According to her website, Hines was an actress and writer.

In a recent blog she wrote:

Energetic.

Loud.

Animated.

Thats probably the first three words that pop up into people's heads when they think about me.

In high school, my theater teacher deemed me "the pistol" and I took it as an insult. I couldn't understand why other people seemed to have nicknames that connoted a personality and mine was an object. One girl was the fair queen, another was the peacemaker and I was a steel gun. 

My mother sat me down and explained that it was because I brought the heat. Still didn't get it.

Then during my orientation at NYU, Mark Wing Davey said some very valuable words: 

"DON'T TAKE UP ALL THE OXYGEN IN THE ROOM"

Wow!

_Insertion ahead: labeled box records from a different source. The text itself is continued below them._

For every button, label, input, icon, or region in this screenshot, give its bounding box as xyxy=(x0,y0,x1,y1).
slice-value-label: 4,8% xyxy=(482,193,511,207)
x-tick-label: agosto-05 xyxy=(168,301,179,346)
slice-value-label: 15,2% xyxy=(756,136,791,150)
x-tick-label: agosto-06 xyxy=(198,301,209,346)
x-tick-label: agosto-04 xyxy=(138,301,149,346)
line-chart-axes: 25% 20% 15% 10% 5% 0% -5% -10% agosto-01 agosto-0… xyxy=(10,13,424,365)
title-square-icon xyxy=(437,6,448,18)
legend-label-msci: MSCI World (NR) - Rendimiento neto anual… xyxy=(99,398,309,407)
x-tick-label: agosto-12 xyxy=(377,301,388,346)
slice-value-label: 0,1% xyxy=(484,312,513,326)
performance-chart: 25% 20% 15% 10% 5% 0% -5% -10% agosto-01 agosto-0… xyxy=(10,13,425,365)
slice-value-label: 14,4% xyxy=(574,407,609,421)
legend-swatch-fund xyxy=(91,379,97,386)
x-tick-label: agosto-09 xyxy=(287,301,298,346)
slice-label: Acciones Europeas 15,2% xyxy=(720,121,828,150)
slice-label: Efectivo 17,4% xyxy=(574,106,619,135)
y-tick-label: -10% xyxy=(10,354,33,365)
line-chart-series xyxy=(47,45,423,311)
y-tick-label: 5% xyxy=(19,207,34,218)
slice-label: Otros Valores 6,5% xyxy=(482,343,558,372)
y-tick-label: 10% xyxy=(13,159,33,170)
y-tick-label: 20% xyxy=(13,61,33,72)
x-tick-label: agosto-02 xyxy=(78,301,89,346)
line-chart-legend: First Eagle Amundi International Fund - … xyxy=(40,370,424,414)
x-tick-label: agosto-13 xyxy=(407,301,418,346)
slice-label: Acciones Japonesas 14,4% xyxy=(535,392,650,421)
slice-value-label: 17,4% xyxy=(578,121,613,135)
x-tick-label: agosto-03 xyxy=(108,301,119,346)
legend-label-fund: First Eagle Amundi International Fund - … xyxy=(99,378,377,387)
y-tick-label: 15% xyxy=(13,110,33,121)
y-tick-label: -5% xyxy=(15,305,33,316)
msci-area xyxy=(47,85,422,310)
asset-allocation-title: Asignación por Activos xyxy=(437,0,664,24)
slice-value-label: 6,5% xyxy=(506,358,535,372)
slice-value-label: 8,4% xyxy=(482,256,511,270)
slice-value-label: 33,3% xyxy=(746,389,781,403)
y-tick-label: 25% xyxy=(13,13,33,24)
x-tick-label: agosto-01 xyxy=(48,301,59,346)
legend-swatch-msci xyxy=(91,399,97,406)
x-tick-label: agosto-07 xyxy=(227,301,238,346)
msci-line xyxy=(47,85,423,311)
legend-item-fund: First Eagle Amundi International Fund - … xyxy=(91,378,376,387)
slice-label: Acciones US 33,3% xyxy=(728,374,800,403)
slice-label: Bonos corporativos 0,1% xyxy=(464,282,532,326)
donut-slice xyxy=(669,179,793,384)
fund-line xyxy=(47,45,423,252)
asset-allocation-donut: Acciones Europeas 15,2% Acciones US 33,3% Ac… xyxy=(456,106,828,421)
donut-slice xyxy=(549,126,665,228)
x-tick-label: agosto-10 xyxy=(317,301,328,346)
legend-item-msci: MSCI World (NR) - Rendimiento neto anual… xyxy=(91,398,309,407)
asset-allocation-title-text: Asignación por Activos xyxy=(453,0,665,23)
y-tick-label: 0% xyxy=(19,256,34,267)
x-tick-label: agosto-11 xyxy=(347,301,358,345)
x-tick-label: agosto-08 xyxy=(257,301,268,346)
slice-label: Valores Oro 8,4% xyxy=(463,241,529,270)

Is that what I had been doing? 

I thought I was the group cheerleader, giving them what they needed to keep going cause I was blessed with exuberant amounts of energy, but, I was more exhausted when it counted. While everyone else would be relaxing on breaks, I was entertaining or so I thought. I also became aware that my voice was always heard above others which meant they all knew about me, but I didn't actually know a lot about them.

If your mouth is always moving then your ears are not listening. There is no ability for you to listen while talking and if you are not receiving anything from the person you're talking to then you're actually just monologuing to an audience that will begin to resent you.